Distance: 9.6 miles
Time To Top: 3 hours 8 minutes
Time Down" 2 hours 25 minutes
Round Trip Time: 6 hours
With a new baby in the family, it was time to pack up and head back to Hawaii to see the new little guy. I also took this opportunity to get some hiking in. Last time, I did Diamond Head and Koko Head craters.
This time I wanted to tackle something a bit more challenging and after some research and questions on Reddit, settled on the Moanalua Valley trail to the radio tower than is also the end of the Haiku Stairs (Stairway to Heaven). This trail is the legal way to reach the abandoned radio station as hiking the stairs carries a $1000 fine.
I used AllTrails as my primary resource on this one. The page for this hike was extremely helpful for knowing what to expect AND for detailing the all important turn-off from the main trail. Also, this speed and elevation chart are pretty nifty.
Reading through some other trip reports I decided to take my micro-spikes with me as the trail was rumored to be extreme muddy and slick. I also only took a single liter of water and a few snacks as this trail seemed to be taking people about 5-6 hours.
Things that I wish I has brought were:
- My hiking sandals. There are multiple river crossings and there is little chance of your feet staying dry. I wish I had worn hiking sandals for the lower portion of the trail, switching to hiking boots and spikes once the real uphill portion started.
- Gaiters. These may have kept my feet a littler drier at the river crossings. Also the trail is very narrow in places so you are constantly scratching up against things. Lastly, giving the amount of mud, they would also help to keep mud from your boots off of your legs.
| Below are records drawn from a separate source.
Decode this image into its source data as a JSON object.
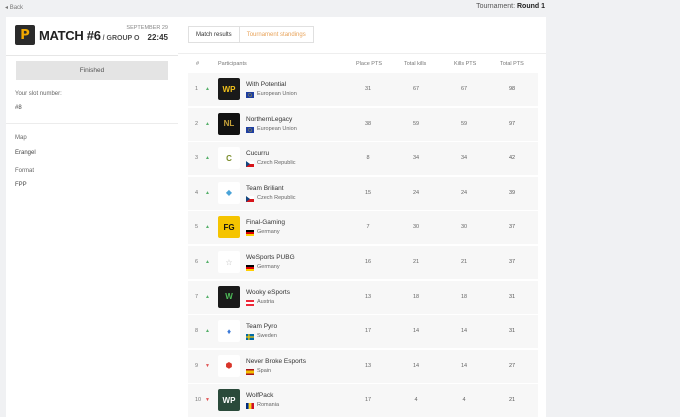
{
  "nav": {
    "back_label": "Back"
  },
  "header": {
    "tournament_label": "Tournament:",
    "tournament_value": "Round 1"
  },
  "match": {
    "logo_letter": "P",
    "title": "MATCH #6",
    "group": "/ GROUP O",
    "date": "SEPTEMBER 29",
    "time": "22:45",
    "status": "Finished",
    "slot_label": "Your slot number:",
    "slot_value": "#8",
    "map_label": "Map",
    "map_value": "Erangel",
    "format_label": "Format",
    "format_value": "FPP"
  },
  "tabs": [
    "Match results",
    "Tournament standings"
  ],
  "columns": [
    "#",
    "Participants",
    "Place PTS",
    "Total kills",
    "Kills PTS",
    "Total PTS"
  ],
  "teams": [
    {
      "rank": "1",
      "name": "With Potential",
      "country": "European Union",
      "place_pts": "31",
      "total_kills": "67",
      "kills_pts": "67",
      "total_pts": "98",
      "logo_bg": "#1a1a1a",
      "logo_fg": "#f2c21b",
      "logo_text": "WP",
      "flag": "eu",
      "trend": "up"
    },
    {
      "rank": "2",
      "name": "NorthernLegacy",
      "country": "European Union",
      "place_pts": "38",
      "total_kills": "59",
      "kills_pts": "59",
      "total_pts": "97",
      "logo_bg": "#111111",
      "logo_fg": "#c9a43a",
      "logo_text": "NL",
      "flag": "eu",
      "trend": "up"
    },
    {
      "rank": "3",
      "name": "Cucurru",
      "country": "Czech Republic",
      "place_pts": "8",
      "total_kills": "34",
      "kills_pts": "34",
      "total_pts": "42",
      "logo_bg": "#ffffff",
      "logo_fg": "#7a8c2a",
      "logo_text": "C",
      "flag": "cz",
      "trend": "up"
    },
    {
      "rank": "4",
      "name": "Team Briliant",
      "country": "Czech Republic",
      "place_pts": "15",
      "total_kills": "24",
      "kills_pts": "24",
      "total_pts": "39",
      "logo_bg": "#ffffff",
      "logo_fg": "#4aa3d8",
      "logo_text": "◆",
      "flag": "cz",
      "trend": "up"
    },
    {
      "rank": "5",
      "name": "Final-Gaming",
      "country": "Germany",
      "place_pts": "7",
      "total_kills": "30",
      "kills_pts": "30",
      "total_pts": "37",
      "logo_bg": "#f5c400",
      "logo_fg": "#111111",
      "logo_text": "FG",
      "flag": "de",
      "trend": "up"
    },
    {
      "rank": "6",
      "name": "WeSports PUBG",
      "country": "Germany",
      "place_pts": "16",
      "total_kills": "21",
      "kills_pts": "21",
      "total_pts": "37",
      "logo_bg": "#ffffff",
      "logo_fg": "#bbbbbb",
      "logo_text": "☆",
      "flag": "de",
      "trend": "up"
    },
    {
      "rank": "7",
      "name": "Wooky eSports",
      "country": "Austria",
      "place_pts": "13",
      "total_kills": "18",
      "kills_pts": "18",
      "total_pts": "31",
      "logo_bg": "#1a1a1a",
      "logo_fg": "#4fbf5a",
      "logo_text": "W",
      "flag": "at",
      "trend": "up"
    },
    {
      "rank": "8",
      "name": "Team Pyro",
      "country": "Sweden",
      "place_pts": "17",
      "total_kills": "14",
      "kills_pts": "14",
      "total_pts": "31",
      "logo_bg": "#ffffff",
      "logo_fg": "#3a78d8",
      "logo_text": "♦",
      "flag": "se",
      "trend": "up"
    },
    {
      "rank": "9",
      "name": "Never Broke Esports",
      "country": "Spain",
      "place_pts": "13",
      "total_kills": "14",
      "kills_pts": "14",
      "total_pts": "27",
      "logo_bg": "#ffffff",
      "logo_fg": "#d8352a",
      "logo_text": "⬢",
      "flag": "es",
      "trend": "down"
    },
    {
      "rank": "10",
      "name": "WolfPack",
      "country": "Romania",
      "place_pts": "17",
      "total_kills": "4",
      "kills_pts": "4",
      "total_pts": "21",
      "logo_bg": "#2a4a3a",
      "logo_fg": "#ffffff",
      "logo_text": "WP",
      "flag": "ro",
      "trend": "down"
    }
  ],
  "colors": {
    "accent": "#e8a35a",
    "up": "#56b06a",
    "down": "#e05252",
    "row_bg": "#f7f7f7"
  },
  "icons": {
    "back": "arrow-left-icon",
    "up": "caret-up-icon",
    "down": "caret-down-icon"
  }
}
- Trekking poles. I did not feel a need for them on the way up but on the way down I think they would have saved a lot of abuse on the knees.
- A wind breaker and/or rain jacket might be needed depending on the weather. I was cold in a few spots but ended up not needed any additional layers. Not being from Hawaii, I am not sure if if ever gets cold enough to require more.
I started my hike by taking a Lyft from our hotel and arrived at the trail head at 0615. I wanted to get an early start to beat traffic and to preserve more of my day for other things.
Sunrise was not until 0655 and given the depth of the Moanalua Valley, I hiked in the dark for almost an hour. The initial part of the trail is an old road so hiking in the dark was pretty simple. I would probably not want to start earlier than that because just the sun started to give the valley some light, I started hitting the river crossings and really muddy spots.
I was lulled into a false sense of security because the first few crossings have bridges over them. But after those few (5 or 6 maybe) the crossings has to be crossed directly. I stopped to remove my shoes at the first crossing and gave up after that. I remembered a post that I had read previously that said it was a futile effort.
At some point, I lost the trail and did a scramble up a nearly shear mud cliff. After this I lost the trail and consulted my GPS app (Gaia GPS) and got myself back to the trail. On the way back down I found where I made the mistake. There is a wooded area near one of the river crossings that has a split trail...I needed to go right but went left.
Back on the trail, I easily found the branch off from the valley trail to start the hike up the middle ridge. I am not sure I would have found that without the information I found prior to starting.
This is when the real hike started. The elevation gain is serious and knowing that there is a full two miles of this remaining makes the trip pretty grueling. There are many sections with ropes. The ropes are useful but not necessary. I felt like my micro-spikes were sufficient for traction. Overall, I was surprised at how wet the exposed ridge was. Almost the entire ridge trail was a sheer drop on either side and was exposed to fairly strong winds. Regardless, there was a lot of standing water and mud pools.
At one point I finally crested a ridge that gave me an awesome cloud engulfed view of the abandoned radio tower. From here, it was still a tough hike up to the peak adjacent to the tower before descending across the saddle to the tower itself.
I reached the tower at 3 hours 8 minutes into my hike at a distance of 4.8 miles. I spent about a half hour exploring the tower and adjacent areas...and of course the stairs. I also found a ladder that I was able to use to get on top of the tower itself for some more stunning views. I departed the tower at 0955.
The hike down is a knee killer. The narrow trail forces your legs into some odd angles and the grade puts a lot of pressure on your knees. The hike back through the initial parts of the trail was really nice with the afternoon light. I was back to the trial head at 1215 for a total round trip time of 6 hours.
This hike was a fun and tough one. Minus the altitude, this rivaled many of the easier 14ers I have hiked in Colorado.
You definitely need to be in shape for this one but really no special equipment is required. Though having some of the equipment I listed above may make for a more enjoyable hike.
As others have said, be ready to get your feet soaked. You will have to go through running rivers if you hike this during the rainy season. The river is seasonal though, so perhaps in other months you can stay dry on this one.